The reality has been very different. Just two weeks ago, the director of the play, Patrick Kmiec, 63, died suddenly and unexpectedly of a massive heart attack in his Redmond home. His partner, Roger Sinclair, was to have been the play's stage manager. And the set design, which was to be based on Kmiec's vision, had not gotten underway.


"It was overwhelming," said Cricket Daniels, who wrote the play. "First, it's the shock of this person I've been with every single night for a month and half is gone. Then reality sits in - what's going to happen with the play?"

The shock of Kmiec's death has hit the rest of the theatre community hard, too.

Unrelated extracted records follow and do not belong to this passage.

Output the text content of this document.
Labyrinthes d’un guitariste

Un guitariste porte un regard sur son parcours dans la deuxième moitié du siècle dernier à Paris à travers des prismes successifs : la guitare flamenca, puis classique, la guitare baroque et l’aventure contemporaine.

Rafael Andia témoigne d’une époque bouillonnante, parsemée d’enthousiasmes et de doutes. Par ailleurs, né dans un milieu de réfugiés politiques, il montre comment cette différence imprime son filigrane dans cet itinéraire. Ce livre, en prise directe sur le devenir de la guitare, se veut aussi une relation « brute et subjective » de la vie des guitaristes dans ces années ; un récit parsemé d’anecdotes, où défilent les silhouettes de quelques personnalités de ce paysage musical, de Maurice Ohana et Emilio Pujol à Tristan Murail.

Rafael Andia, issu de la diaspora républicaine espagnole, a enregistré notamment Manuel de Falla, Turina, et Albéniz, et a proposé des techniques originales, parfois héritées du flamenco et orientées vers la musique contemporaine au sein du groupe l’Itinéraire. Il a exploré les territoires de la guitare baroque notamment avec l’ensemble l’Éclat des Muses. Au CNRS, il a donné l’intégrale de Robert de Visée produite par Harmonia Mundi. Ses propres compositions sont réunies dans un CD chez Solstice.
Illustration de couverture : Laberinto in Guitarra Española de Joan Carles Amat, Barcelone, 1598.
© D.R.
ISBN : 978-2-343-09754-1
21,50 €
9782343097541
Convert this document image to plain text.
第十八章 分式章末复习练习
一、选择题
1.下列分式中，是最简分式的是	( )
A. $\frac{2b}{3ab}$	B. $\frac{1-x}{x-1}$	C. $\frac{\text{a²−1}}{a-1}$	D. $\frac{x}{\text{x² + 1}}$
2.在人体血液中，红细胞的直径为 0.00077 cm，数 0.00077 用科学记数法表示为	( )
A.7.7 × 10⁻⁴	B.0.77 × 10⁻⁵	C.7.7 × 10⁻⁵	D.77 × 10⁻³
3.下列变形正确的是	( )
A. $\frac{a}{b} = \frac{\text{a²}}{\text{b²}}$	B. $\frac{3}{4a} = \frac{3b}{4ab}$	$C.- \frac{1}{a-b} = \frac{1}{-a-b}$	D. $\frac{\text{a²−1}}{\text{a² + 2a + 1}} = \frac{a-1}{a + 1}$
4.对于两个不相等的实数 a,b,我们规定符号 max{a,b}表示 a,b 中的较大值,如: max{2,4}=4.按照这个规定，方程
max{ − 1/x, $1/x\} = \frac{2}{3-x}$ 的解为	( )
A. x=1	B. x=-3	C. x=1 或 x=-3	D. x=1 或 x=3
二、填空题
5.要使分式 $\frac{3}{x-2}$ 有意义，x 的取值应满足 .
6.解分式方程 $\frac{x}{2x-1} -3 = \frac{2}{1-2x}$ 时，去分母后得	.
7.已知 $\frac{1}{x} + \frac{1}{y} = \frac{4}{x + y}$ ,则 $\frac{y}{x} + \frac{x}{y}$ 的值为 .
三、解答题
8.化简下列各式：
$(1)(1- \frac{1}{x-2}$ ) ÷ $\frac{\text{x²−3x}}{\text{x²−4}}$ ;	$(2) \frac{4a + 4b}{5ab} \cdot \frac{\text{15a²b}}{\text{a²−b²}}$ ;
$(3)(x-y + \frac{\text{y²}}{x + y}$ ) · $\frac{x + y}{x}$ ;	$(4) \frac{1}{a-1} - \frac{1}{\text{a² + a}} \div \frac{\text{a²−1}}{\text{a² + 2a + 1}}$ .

He moved to Bend in 1990 and played roles as actor or director in dozens of productions. Longtime pillars in the Bend theater community said he will be dearly missed.

"He was just very sweet, and very smart, and very talented," said Maralyn Thoma, owner of 2nd Street Theater.

Thoma, who founded 2nd Street Theater, said she and Kmiec initially got off to a rocky start. A leading man quit a play and Kmiec was focusing on bringing a replacement actor up to speed. To help, Thoma took it upon herself to work with the female cast members. When Kmiec found out how much direction she'd been giving they had it out.

"We had a big screaming fit in the lobby," she said. "But that's theater and that's what you do in the theater. Within a week, we were great buddies."

So many other Bendites have similar stories, and the night after his passing, the cast of Gina Galdi poured red wine into Dixie cups and sat together telling them. But the next day Daniels and the cast pulled together and got back into rehearsals for the "sharp-tongued, mature-audiences only" performance, as 2nd Street Theater bills the play.

Susan Benson, another longtime Bend theatre figure, who plays the main character's mother in the show, stepped in to help with directing and set design. Daniels began painting the set. She believes the experiences of recent weeks have bonded cast members and that audiences will benefit from their close connections.

"You know what they say is true," said Tina Borders, who plays the main character, Gina. "The show must go on. So, we're doing it in his honor and I think it will be a neat tribute to him."